Maybe, just maybe, the conversation needs to shift to issues like the ones raised above.
Posted 23 Jan 2007 at 9:57 am ¶
southsidechi wrote:
I do agree that America has a real problem with sexism (as well as racism) but this is why Hillary’s and Obama’s candidacies are so important. I think both of these candidates are formidable in there own ways and have the ability to run the country as much as most of the men who have held the office, in fact it is my opinion that either would be better than most, current office holder included. It is my hope that those people who don’t vote for them for reasons of sex or race will eventually understand that they are very responsible for the any lack of progression that this country makes. And the effect to America as a global citizen will most assuredly be of a negative nature if we don’t progress. If they are willing to continue to let this country move in the wrong directions because they are letting intelligent people with positive vision be passed over for people who present the right image only then they put the whole nation’s future at risk.
Posted 25 Feb 2007 at 5:28 pm ¶
utilitarian wrote:
Reading through these posts about Hilary Clinton, I don’t see her becoming president. Obama surely won’t because he is a black man and there is just too much racism in America still today. I know, they make up most of everyone I meet (blacks and whites) as well as the majority of my family. Hilary would be interesting though, but I don’t see her doing any good with Muslim nations since they don’t see women as worth much. So, I’m not voting for her just because I don’t see her being worth electing. She won’t do much on foreign policy (unless she uses Bill… but then why should she be president right?). Besides, what leadership has she shown us? For all Rudy’s faults personally, like Bill Clinton before, he has shown that he is capable of leading. Bill Richardson has a better leadership record than Hilary also. That’s what we need, someone to lead us and make us stronger, not cause more controversy. And regardless of what you might think about my comments on Hilary, there will be controversy all over her from day one because of the past issues that still haunt her from when Bill was president. Now, that’s something we don’t really need more of.
Posted 05 Mar 2007 at 4:57 am ¶
Mark Beyer wrote:
utilitarian:
I appreciate your comments on Hillary; why would you think otherwise? I write basically of the same unelectable issues. You bring up an important point: her gender in the eyes of Muslim nations. Although, what Muslim nations think should hardly be any concern of the USA. Hell, if we can simply get off the oil addiction, those countries would basically be back to living like they did 10,000 years ago.

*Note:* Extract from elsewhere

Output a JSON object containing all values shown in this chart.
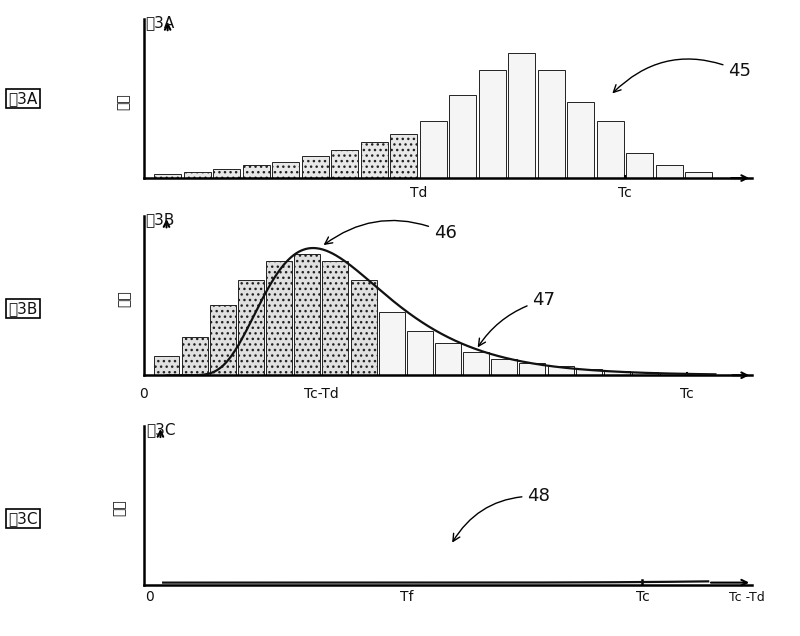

Posted 05 Mar 2007 at 10:27 am ¶
utilitarian wrote:
That is a good point, “if” we could ever get off of the oil addiction. That’s not going to happen anytime in the near future and we will probably never see that in our lifetime. You’re right, we shouldn’t be concerned about what the muslim nations think of the U.S. having a woman president. In a way, I think it would be great if she was elected just to show the world how intolerant they are by the way they react to her. I wish we had someone running who was really worth supporting… it seems that the best and brightest never want the job.